Perhaps my friend was more focused on the ending of these stories or was more focused on some of the more watered down Disney versions of such stories as The Three Little Pigs!

Actually, I think that my friend  is living a fairy tale because she also has made good decisions in the areas that she can control.   She is like the third pig who wisely  built his home so that the big bad wolf couldn’t blow it down!!   She rejects the personality of Goldilocks who carelessly “walked into danger”  when she entered the Three Bears’ house.  And she is most certainly not like the farm animals who wanted to eat the freshly baked loaf of bread even though they refused to help The Little Red Hen!  Therefore, my friend has managed to avoid many negative consequences!

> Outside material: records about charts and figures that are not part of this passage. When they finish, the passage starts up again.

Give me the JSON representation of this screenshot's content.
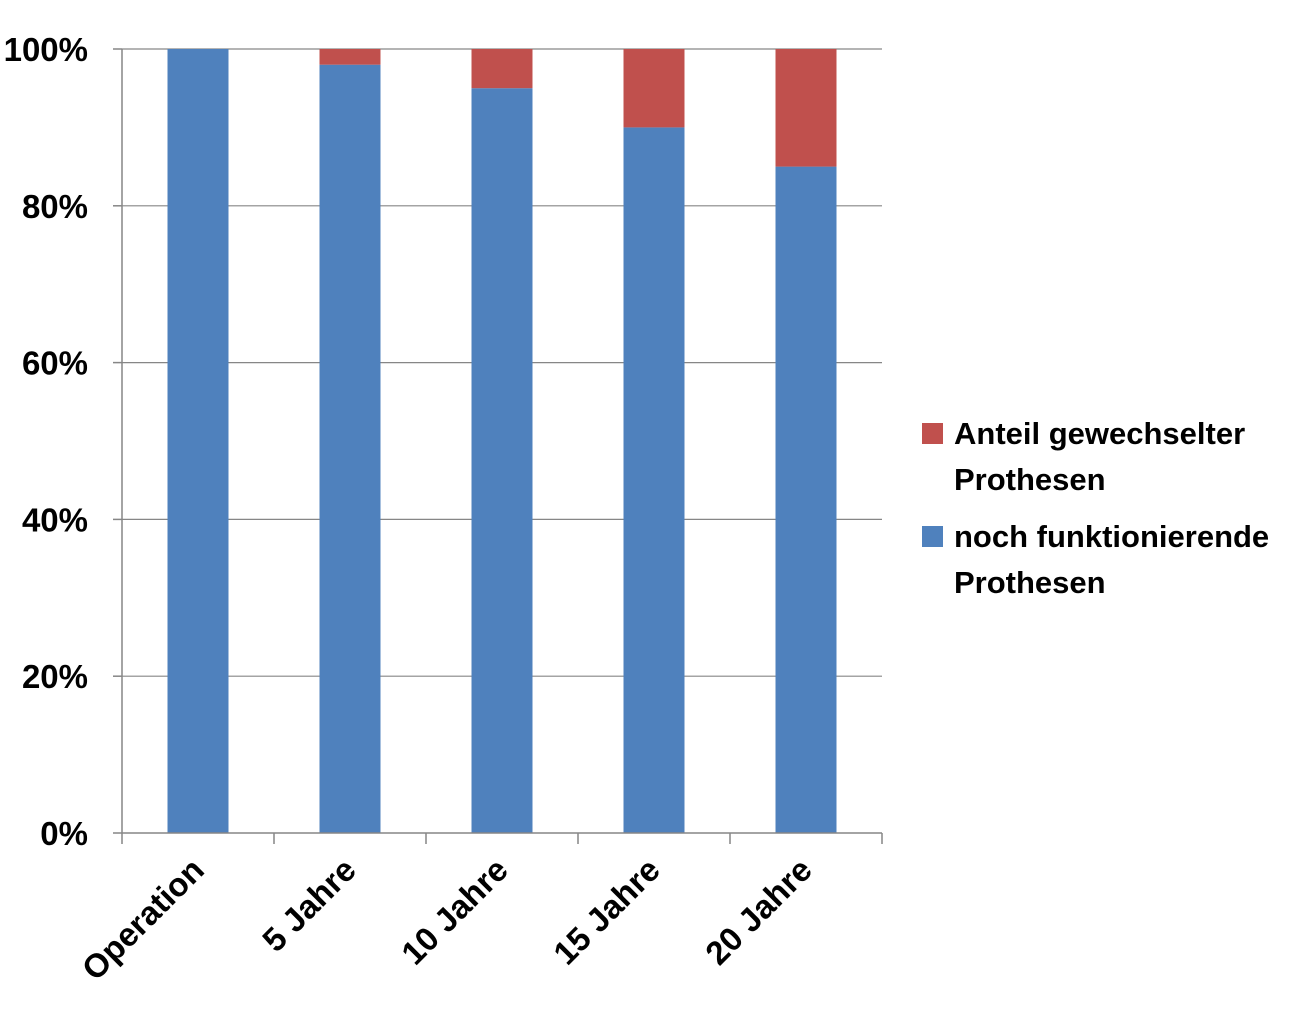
{
  "chart_data": {
    "type": "bar",
    "stacked": true,
    "categories": [
      "Operation",
      "5 Jahre",
      "10 Jahre",
      "15 Jahre",
      "20 Jahre"
    ],
    "series": [
      {
        "name": "noch funktionierende Prothesen",
        "legend_lines": [
          "noch funktionierende",
          "Prothesen"
        ],
        "color": "#4F81BD",
        "values": [
          100,
          98,
          95,
          90,
          85
        ]
      },
      {
        "name": "Anteil gewechselter Prothesen",
        "legend_lines": [
          "Anteil gewechselter",
          "Prothesen"
        ],
        "color": "#C0504D",
        "values": [
          0,
          2,
          5,
          10,
          15
        ]
      }
    ],
    "y_ticks": [
      "0%",
      "20%",
      "40%",
      "60%",
      "80%",
      "100%"
    ],
    "ylim": [
      0,
      100
    ],
    "grid": true,
    "legend_position": "right",
    "title": "",
    "xlabel": "",
    "ylabel": ""
  }
}
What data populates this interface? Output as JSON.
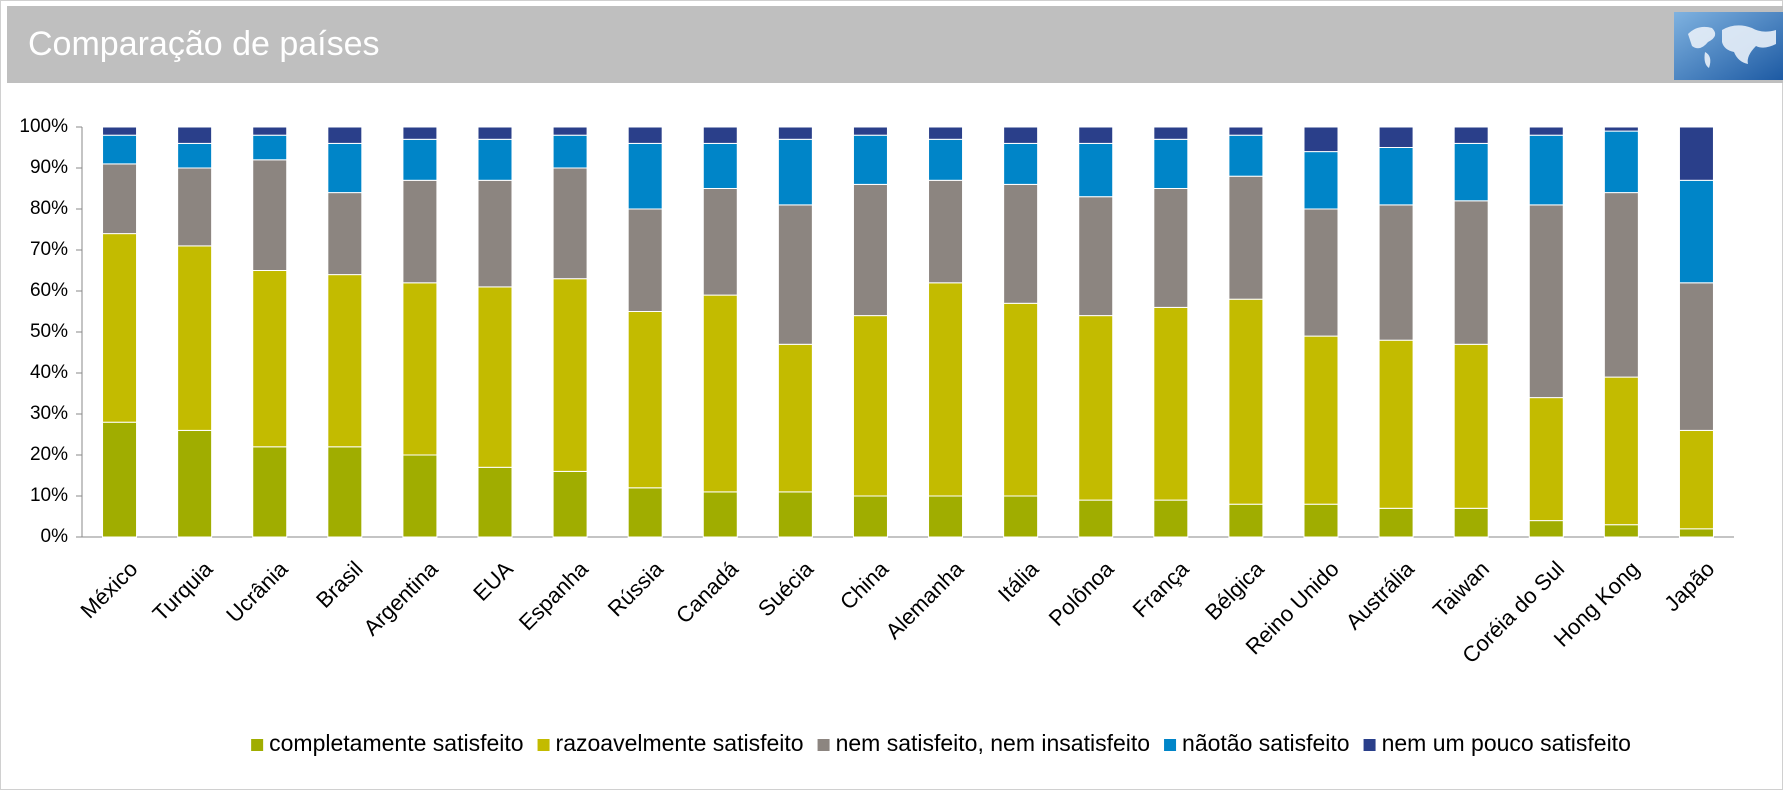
{
  "header": {
    "title": "Comparação de países"
  },
  "chart_data": {
    "type": "stacked-bar",
    "categories": [
      "México",
      "Turquia",
      "Ucrânia",
      "Brasil",
      "Argentina",
      "EUA",
      "Espanha",
      "Rússia",
      "Canadá",
      "Suécia",
      "China",
      "Alemanha",
      "Itália",
      "Polônoa",
      "França",
      "Bélgica",
      "Reino Unido",
      "Austrália",
      "Taiwan",
      "Coréia do Sul",
      "Hong Kong",
      "Japão"
    ],
    "series": [
      {
        "name": "completamente satisfeito",
        "color": "#a0ad00",
        "values": [
          28,
          26,
          22,
          22,
          20,
          17,
          16,
          12,
          11,
          11,
          10,
          10,
          10,
          9,
          9,
          8,
          8,
          7,
          7,
          4,
          3,
          2
        ]
      },
      {
        "name": "razoavelmente satisfeito",
        "color": "#c3bb00",
        "values": [
          46,
          45,
          43,
          42,
          42,
          44,
          47,
          43,
          48,
          36,
          44,
          52,
          47,
          45,
          47,
          50,
          41,
          41,
          40,
          30,
          36,
          24
        ]
      },
      {
        "name": "nem satisfeito, nem insatisfeito",
        "color": "#8c8580",
        "values": [
          17,
          19,
          27,
          20,
          25,
          26,
          27,
          25,
          26,
          34,
          32,
          25,
          29,
          29,
          29,
          30,
          31,
          33,
          35,
          47,
          45,
          36
        ]
      },
      {
        "name": "nãotão satisfeito",
        "color": "#0085c8",
        "values": [
          7,
          6,
          6,
          12,
          10,
          10,
          8,
          16,
          11,
          16,
          12,
          10,
          10,
          13,
          12,
          10,
          14,
          14,
          14,
          17,
          15,
          25
        ]
      },
      {
        "name": "nem um pouco satisfeito",
        "color": "#2a3f8a",
        "values": [
          2,
          4,
          2,
          4,
          3,
          3,
          2,
          4,
          4,
          3,
          2,
          3,
          4,
          4,
          3,
          2,
          6,
          5,
          4,
          2,
          1,
          13
        ]
      }
    ],
    "ylim": [
      0,
      100
    ],
    "yticks": [
      {
        "value": 0,
        "label": "0%"
      },
      {
        "value": 10,
        "label": "10%"
      },
      {
        "value": 20,
        "label": "20%"
      },
      {
        "value": 30,
        "label": "30%"
      },
      {
        "value": 40,
        "label": "40%"
      },
      {
        "value": 50,
        "label": "50%"
      },
      {
        "value": 60,
        "label": "60%"
      },
      {
        "value": 70,
        "label": "70%"
      },
      {
        "value": 80,
        "label": "80%"
      },
      {
        "value": 90,
        "label": "90%"
      },
      {
        "value": 100,
        "label": "100%"
      }
    ],
    "legend": "bottom"
  }
}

I also suspect that for this woman, contentment plays a huge part in her happily ever after fairy tale.  I know that she is not rich – that she has had to be a good steward of her finances.  I know that she has lost her mother whom she adored – yet she has remained faithful to God.  I know her husband has been struggling these past four years with a health problem but she consistently prays for him. And yet she says she is living the fairy tale life.

Therefore, maybe it is possible to live the fairy tale life even as I live with chronic illness.  Much depends on which character I am imitating from these fairy tales!   I can’t afford to be like one of the first two pigs and be as reckless, irresponsible, impulsive, carefree, and short-sighted if I am going to defeat the ravenous effects of illness such as discouragement and despair.  In fact I must be as resourceful as the third pig in order to live well while chronically ill.  Perhaps, I need to   spend some time visualizing my wolf slipping down the chimney into a pot of scalding water!!

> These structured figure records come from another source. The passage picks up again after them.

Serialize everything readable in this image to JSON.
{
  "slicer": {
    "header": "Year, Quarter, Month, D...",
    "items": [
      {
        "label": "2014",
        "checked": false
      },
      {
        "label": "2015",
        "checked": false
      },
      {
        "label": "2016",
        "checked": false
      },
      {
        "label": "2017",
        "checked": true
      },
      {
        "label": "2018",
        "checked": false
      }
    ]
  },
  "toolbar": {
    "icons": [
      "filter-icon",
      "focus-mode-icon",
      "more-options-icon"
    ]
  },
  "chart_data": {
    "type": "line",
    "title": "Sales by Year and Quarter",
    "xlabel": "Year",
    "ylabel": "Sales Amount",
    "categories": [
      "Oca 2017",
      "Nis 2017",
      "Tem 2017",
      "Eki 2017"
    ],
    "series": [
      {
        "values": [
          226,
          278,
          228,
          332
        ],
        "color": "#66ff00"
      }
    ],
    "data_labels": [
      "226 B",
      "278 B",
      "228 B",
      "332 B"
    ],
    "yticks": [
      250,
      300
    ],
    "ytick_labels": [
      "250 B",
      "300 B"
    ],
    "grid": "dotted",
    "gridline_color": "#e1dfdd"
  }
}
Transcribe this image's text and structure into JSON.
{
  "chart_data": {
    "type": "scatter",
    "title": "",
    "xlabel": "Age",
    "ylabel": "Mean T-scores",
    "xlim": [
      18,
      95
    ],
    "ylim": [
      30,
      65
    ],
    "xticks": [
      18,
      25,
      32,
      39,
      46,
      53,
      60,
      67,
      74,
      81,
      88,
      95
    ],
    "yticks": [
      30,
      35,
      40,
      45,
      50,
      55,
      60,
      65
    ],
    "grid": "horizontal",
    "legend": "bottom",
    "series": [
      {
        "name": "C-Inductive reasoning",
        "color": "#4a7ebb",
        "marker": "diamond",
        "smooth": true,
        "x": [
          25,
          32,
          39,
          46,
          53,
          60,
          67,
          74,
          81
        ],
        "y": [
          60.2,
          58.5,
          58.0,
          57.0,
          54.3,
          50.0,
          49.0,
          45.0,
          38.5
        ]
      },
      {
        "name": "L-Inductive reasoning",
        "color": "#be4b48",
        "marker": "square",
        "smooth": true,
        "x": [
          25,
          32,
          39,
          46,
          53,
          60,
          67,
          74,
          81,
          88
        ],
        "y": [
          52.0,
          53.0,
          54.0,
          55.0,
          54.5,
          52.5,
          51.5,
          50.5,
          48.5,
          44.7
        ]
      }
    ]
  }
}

I could also be mentored by Red Riding Hood and develop my intuitiveness to know what treatment protocols are worth trying and what treatments are wrapped in “Grandma’s” clothing but are really the deceptive, cunning wolf.  And I certainly don’t want to be like the narcissistic Goldilocks who  was self-centered and inconsiderate walking into someone else’s home.  I don’t want to become so preoccupied with my illness that I become that self absorbed.

Too often I think that I must wait until I am healthy before I get to experience the happy ending of all fairy tales.  But of course, that is rather shortsighted!  My friend may not be experiencing out of control circumstances to challenge her fairy tale existence, but she is certainly practicing all the good qualities of the fairy tale characters.  And as long as I do the same, I too am participating in a fairy tale existence.

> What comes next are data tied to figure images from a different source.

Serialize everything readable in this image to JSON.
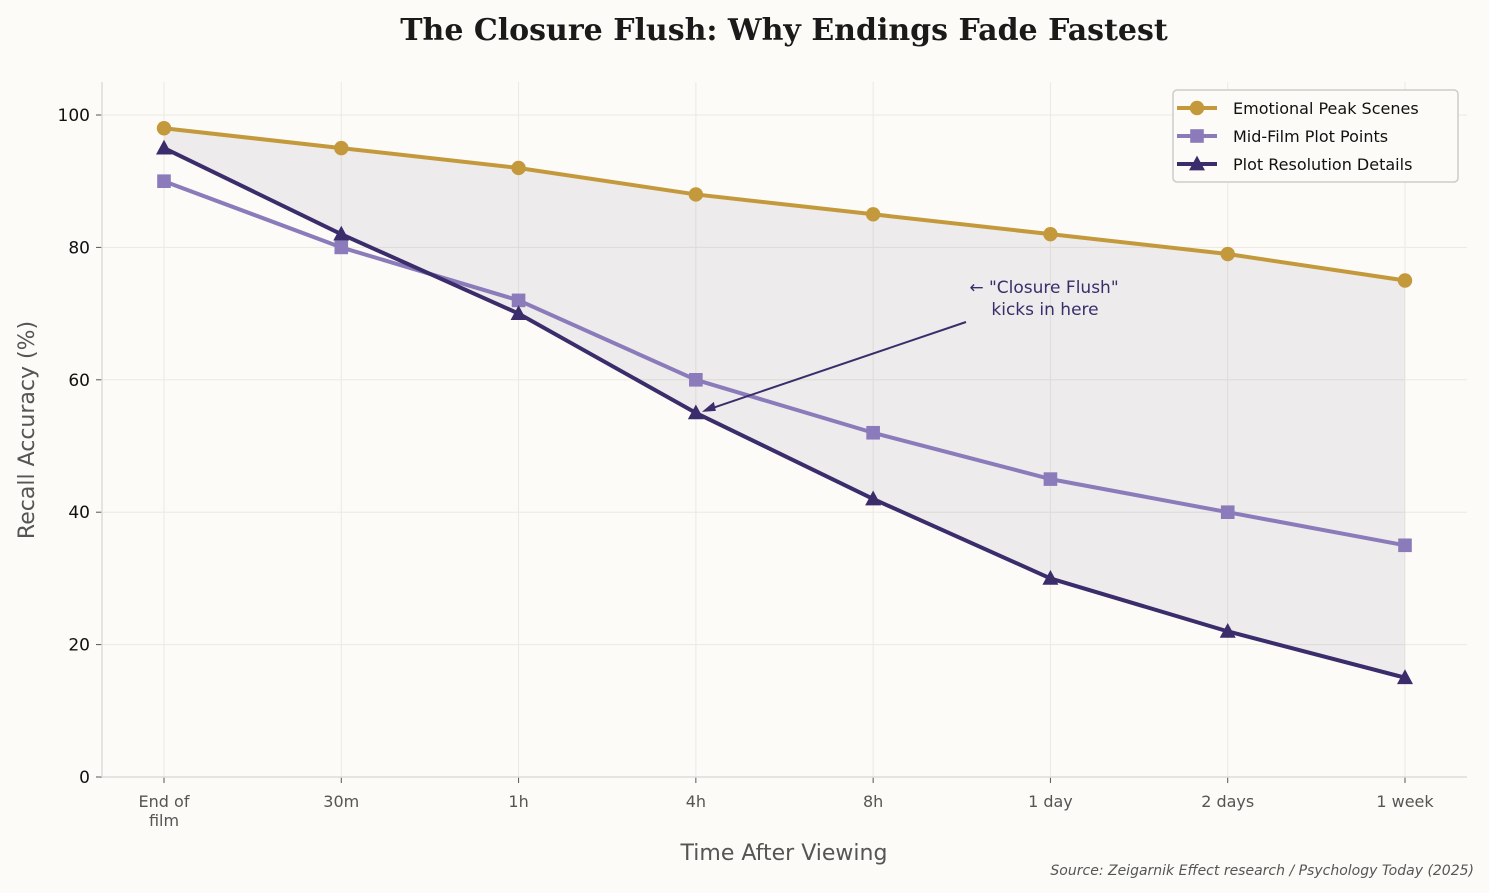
{
  "chart_data": {
    "type": "line",
    "title": "The Closure Flush: Why Endings Fade Fastest",
    "xlabel": "Time After Viewing",
    "ylabel": "Recall Accuracy (%)",
    "categories": [
      "End of\nfilm",
      "30m",
      "1h",
      "4h",
      "8h",
      "1 day",
      "2 days",
      "1 week"
    ],
    "ylim": [
      0,
      105
    ],
    "yticks": [
      0,
      20,
      40,
      60,
      80,
      100
    ],
    "grid": true,
    "legend_placement": "top-right",
    "series": [
      {
        "name": "Emotional Peak Scenes",
        "values": [
          98,
          95,
          92,
          88,
          85,
          82,
          79,
          75
        ],
        "color": "#c4993c",
        "marker": "circle"
      },
      {
        "name": "Mid-Film Plot Points",
        "values": [
          90,
          80,
          72,
          60,
          52,
          45,
          40,
          35
        ],
        "color": "#8b7bbb",
        "marker": "square"
      },
      {
        "name": "Plot Resolution Details",
        "values": [
          95,
          82,
          70,
          55,
          42,
          30,
          22,
          15
        ],
        "color": "#3b2d6b",
        "marker": "triangle"
      }
    ],
    "fill_between": {
      "series": [
        "Emotional Peak Scenes",
        "Plot Resolution Details"
      ],
      "color": "#3b2d6b"
    },
    "annotation": {
      "text_line1": "← \"Closure Flush\"",
      "text_line2": "kicks in here",
      "target_category": "4h",
      "target_value": 55
    },
    "source": "Source: Zeigarnik Effect research / Psychology Today (2025)"
  }
}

And yes, my life may be more like the original fairy tales  – ones that have lots of conflicts, detours and sometimes frightening consequences.  However, as each year passes and I am still chronically ill,  I comprehend more and more that happiness doesn’t necessarily come from eliminating my circumstances but rather from intentionally surrendering my circumstances to God and then deliberately choosing  positive attitudes toward my circumstances.  If I could become more proficient at that, my level of contentment would  inevitably increase, and then   I too could profess that I live in a fairy tale.  In the meantime, while I work toward that goal, it is comforting to know that on some magical day, I will be transported to a place even better than Disney’s fairy tale  world – where I will effortlessly live “happily ever after”.



  1. Hi Gayle,

    My comments previously were that I so enjoyed reading your blog (and other ones as well). You are SUCH a gifted writer and it’s so cool how your are using your talent. I pray your writings will be a blessing and minister to many people!